The Russian state-sponsored threat actor known as APT28 has been attributed to what has been described as a “sustained” credential-harvesting campaign targeting users of UKR[.]net, a webmail and news service popular in Ukraine.
The activity, observed by Recorded Future’s Insikt Group between June 2024 and April 2025, builds upon prior findings from the cybersecurity company in May 2024 that detailed the hacking group’s attacks targeting European networks with the HeadLace malware and credential-harvesting web pages.
APT28 is also tracked as BlueDelta, Fancy Bear, Forest Blizzard, FROZENLAKE, Iron Twilight, ITG05, Pawn Storm, Sednit, Sofacy, and TA422. It’s assessed to be affiliated with Russia’s Main Directorate of the General Staff of the Russian Federation’s Armed Forces (GRU).
The latest attacks are characterized by the deployment of UKR[.]net-themed login pages on legitimate services like Mocky to entice recipients into entering their credentials and two-factor authentication (2FA) codes. Links to these pages are embedded within PDF documents that are distributed via phishing emails.
The links are shortened using services like tiny[.]cc or tinyurl[.]com. In some cases, the threat actor has also been observed using subdomains created on platforms like Blogger (*.blogspot[.]com) to launch a two-tier redirection chain that leads to the credential harvesting page.
The efforts are part of a broader set of phishing and credential theft operations orchestrated by the adversary since mid-2000s targeting government institutions, defense contractors, weapons suppliers, logistics firms, and policy think tanks in pursuit of Russia’s strategic objectives.
“While this campaign does not reveal specific targets, BlueDelta’s historical focus on credential theft to enable intelligence collection provides strong indicators of likely intent to collect sensitive information from Ukrainian users in support of broader GRU intelligence requirements,” the Mastercard-owned company said in a report shared with The Hacker News.

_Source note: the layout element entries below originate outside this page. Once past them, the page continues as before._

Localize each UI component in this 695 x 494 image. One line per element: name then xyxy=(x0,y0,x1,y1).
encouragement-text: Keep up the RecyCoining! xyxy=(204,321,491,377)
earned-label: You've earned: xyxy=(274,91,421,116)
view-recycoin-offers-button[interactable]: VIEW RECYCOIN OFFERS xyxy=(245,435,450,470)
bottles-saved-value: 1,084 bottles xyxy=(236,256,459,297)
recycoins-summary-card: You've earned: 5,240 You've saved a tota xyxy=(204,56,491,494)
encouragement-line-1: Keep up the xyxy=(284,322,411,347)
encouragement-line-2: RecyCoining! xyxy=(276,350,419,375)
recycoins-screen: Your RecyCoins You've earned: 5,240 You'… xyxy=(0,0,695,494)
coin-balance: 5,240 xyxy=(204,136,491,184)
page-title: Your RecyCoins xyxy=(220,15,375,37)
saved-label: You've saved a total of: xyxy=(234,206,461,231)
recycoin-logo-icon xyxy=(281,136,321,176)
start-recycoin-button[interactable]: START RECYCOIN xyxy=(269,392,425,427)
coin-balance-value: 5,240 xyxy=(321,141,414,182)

What has changed is the transition from using compromised routers to proxy tunneling services such as ngrok and Serveo to capture and relay the stolen credentials and 2FA codes.

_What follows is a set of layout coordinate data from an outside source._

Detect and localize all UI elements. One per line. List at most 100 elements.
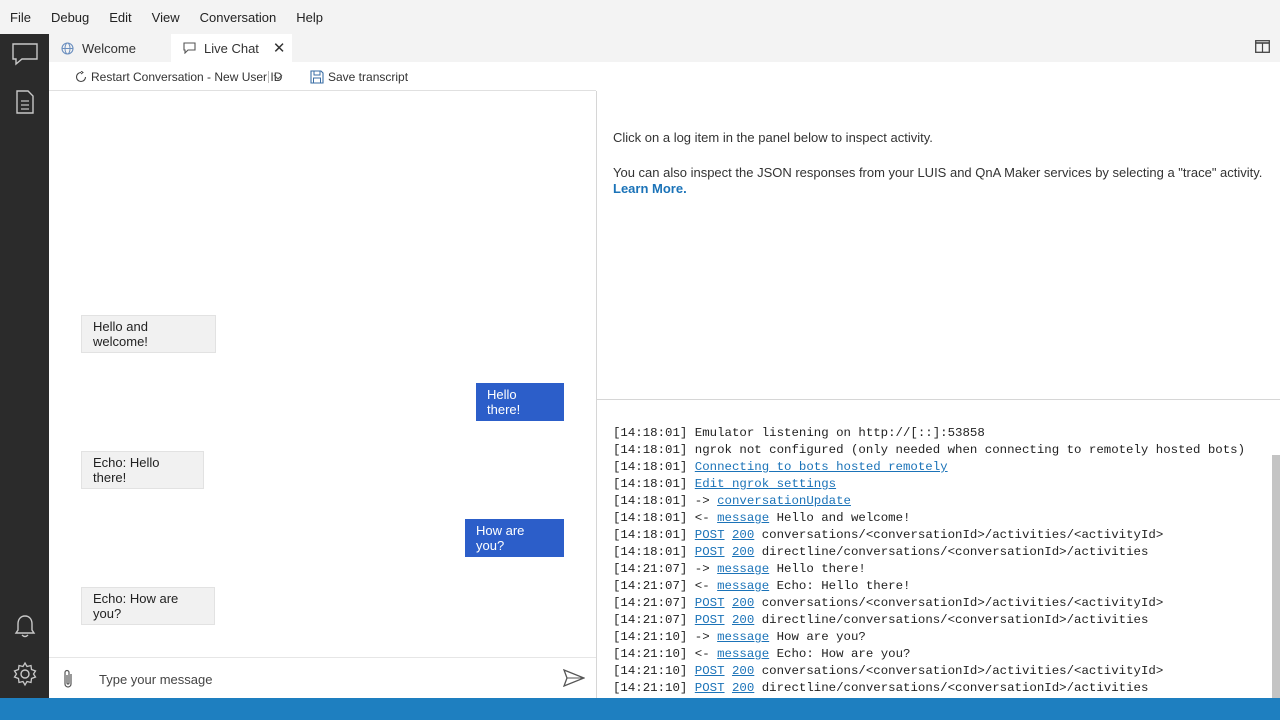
log-link[interactable]: message <box>717 579 769 593</box>
gear-icon[interactable] <box>0 654 49 694</box>
menu-conversation[interactable]: Conversation <box>200 10 277 25</box>
log-entry[interactable]: [14:21:10] <- message Echo: How are you? <box>613 646 1245 663</box>
restart-conversation-button[interactable]: Restart Conversation - New User ID <box>75 62 282 91</box>
log-link[interactable]: message <box>717 630 769 644</box>
log-entry[interactable]: [14:21:07] POST 200 conversations/<conve… <box>613 595 1245 612</box>
log-text: directline/conversations/<conversationId… <box>754 681 1149 695</box>
log-entry[interactable]: [14:18:01] <- message Hello and welcome! <box>613 510 1245 527</box>
menu-file[interactable]: File <box>10 10 31 25</box>
chat-transcript: Hello and welcome! Hello there! Echo: He… <box>49 91 596 657</box>
log-timestamp: [14:21:07] <box>613 596 688 610</box>
log-link[interactable]: message <box>717 562 769 576</box>
tab-live-chat-label: Live Chat <box>204 40 259 56</box>
log-timestamp: [14:18:01] <box>613 460 688 474</box>
log-timestamp: [14:21:10] <box>613 647 688 661</box>
log-panel: [14:18:01] Emulator listening on http://… <box>597 400 1280 698</box>
log-entry[interactable]: [14:21:07] POST 200 directline/conversat… <box>613 612 1245 629</box>
log-entry[interactable]: [14:21:10] -> message How are you? <box>613 629 1245 646</box>
document-icon[interactable] <box>0 82 49 122</box>
log-timestamp: [14:18:01] <box>613 477 688 491</box>
log-link[interactable]: POST <box>695 528 725 542</box>
log-entry[interactable]: [14:18:01] POST 200 conversations/<conve… <box>613 527 1245 544</box>
log-link[interactable]: POST <box>695 613 725 627</box>
message-input[interactable] <box>99 666 539 692</box>
log-link[interactable]: POST <box>695 664 725 678</box>
bot-message: Echo: How are you? <box>81 587 215 625</box>
user-message: Hello there! <box>476 383 564 421</box>
log-entry[interactable]: [14:18:01] POST 200 directline/conversat… <box>613 544 1245 561</box>
log-entry[interactable]: [14:18:01] Connecting to bots hosted rem… <box>613 459 1245 476</box>
log-entry[interactable]: [14:18:01] Edit ngrok settings <box>613 476 1245 493</box>
menu-help[interactable]: Help <box>296 10 323 25</box>
save-transcript-button[interactable]: Save transcript <box>310 62 408 91</box>
log-link[interactable]: Connecting to bots hosted remotely <box>695 460 948 474</box>
log-link[interactable]: Edit ngrok settings <box>695 477 836 491</box>
log-entry[interactable]: [14:18:01] ngrok not configured (only ne… <box>613 442 1245 459</box>
log-link[interactable]: POST <box>695 681 725 695</box>
log-entry[interactable]: [14:18:01] -> conversationUpdate <box>613 493 1245 510</box>
learn-more-link[interactable]: Learn More. <box>613 181 1280 196</box>
bell-icon[interactable] <box>0 606 49 646</box>
tab-live-chat[interactable]: Live Chat ✕ <box>171 34 292 62</box>
tab-welcome-label: Welcome <box>82 40 136 56</box>
log-link[interactable]: 200 <box>732 545 754 559</box>
log-entry[interactable]: [14:21:07] <- message Echo: Hello there! <box>613 578 1245 595</box>
chat-icon[interactable] <box>0 34 49 74</box>
status-bar <box>0 698 1280 720</box>
close-icon[interactable]: ✕ <box>273 39 286 57</box>
menu-edit[interactable]: Edit <box>109 10 131 25</box>
chat-toolbar: Restart Conversation - New User ID Save … <box>49 62 596 91</box>
log-link[interactable]: conversationUpdate <box>717 494 851 508</box>
log-timestamp: [14:18:01] <box>613 511 688 525</box>
log-text: <- <box>687 647 718 661</box>
log-entry[interactable]: [14:21:10] POST 200 conversations/<conve… <box>613 663 1245 680</box>
log-link[interactable]: 200 <box>732 596 754 610</box>
tab-welcome[interactable]: Welcome <box>61 34 171 62</box>
globe-icon <box>61 41 74 55</box>
split-layout-icon[interactable] <box>1255 40 1270 58</box>
send-icon[interactable] <box>562 668 586 692</box>
log-scrollbar[interactable] <box>1272 455 1280 698</box>
log-timestamp: [14:18:01] <box>613 494 688 508</box>
menu-view[interactable]: View <box>152 10 180 25</box>
log-text: <- <box>687 511 718 525</box>
log-timestamp: [14:18:01] <box>613 545 688 559</box>
log-link[interactable]: 200 <box>732 681 754 695</box>
log-text: directline/conversations/<conversationId… <box>754 613 1149 627</box>
log-text: Hello there! <box>769 562 866 576</box>
log-entry[interactable]: [14:18:01] Emulator listening on http://… <box>613 425 1245 442</box>
log-link[interactable]: message <box>717 511 769 525</box>
log-timestamp: [14:21:10] <box>613 630 688 644</box>
log-timestamp: [14:21:10] <box>613 664 688 678</box>
log-entry[interactable]: [14:21:10] POST 200 directline/conversat… <box>613 680 1245 697</box>
log-text: Hello and welcome! <box>769 511 911 525</box>
log-timestamp: [14:21:07] <box>613 579 688 593</box>
tab-strip: Welcome Live Chat ✕ <box>49 34 1280 62</box>
chevron-down-icon <box>273 74 283 80</box>
log-text: directline/conversations/<conversationId… <box>754 545 1149 559</box>
log-link[interactable]: 200 <box>732 528 754 542</box>
log-link[interactable]: POST <box>695 545 725 559</box>
restart-options-dropdown[interactable] <box>273 62 283 91</box>
menu-debug[interactable]: Debug <box>51 10 89 25</box>
chat-bubble-icon <box>183 42 196 54</box>
log-text: How are you? <box>769 630 866 644</box>
inspector-trace-hint: You can also inspect the JSON responses … <box>613 165 1263 180</box>
log-link[interactable]: 200 <box>732 613 754 627</box>
message-input-bar <box>49 657 596 698</box>
log-link[interactable]: POST <box>695 596 725 610</box>
log-text: -> <box>687 494 718 508</box>
inspector-panel: Click on a log item in the panel below t… <box>597 91 1280 399</box>
log-link[interactable]: message <box>717 647 769 661</box>
paperclip-icon[interactable] <box>61 668 75 695</box>
log-link[interactable]: 200 <box>732 664 754 678</box>
log-entry[interactable]: [14:21:07] -> message Hello there! <box>613 561 1245 578</box>
log-text: ngrok not configured (only needed when c… <box>687 443 1246 457</box>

“BlueDelta’s continued abuse of free hosting and anonymized tunneling infrastructure likely reflects an adaptive response to Western-led infrastructure takedowns in early 2024,” Recorded Future said. “The campaign highlights the GRU’s persistent interest in compromising Ukrainian user credentials to support intelligence-gathering operations amid Russia’s ongoing war in Ukraine.”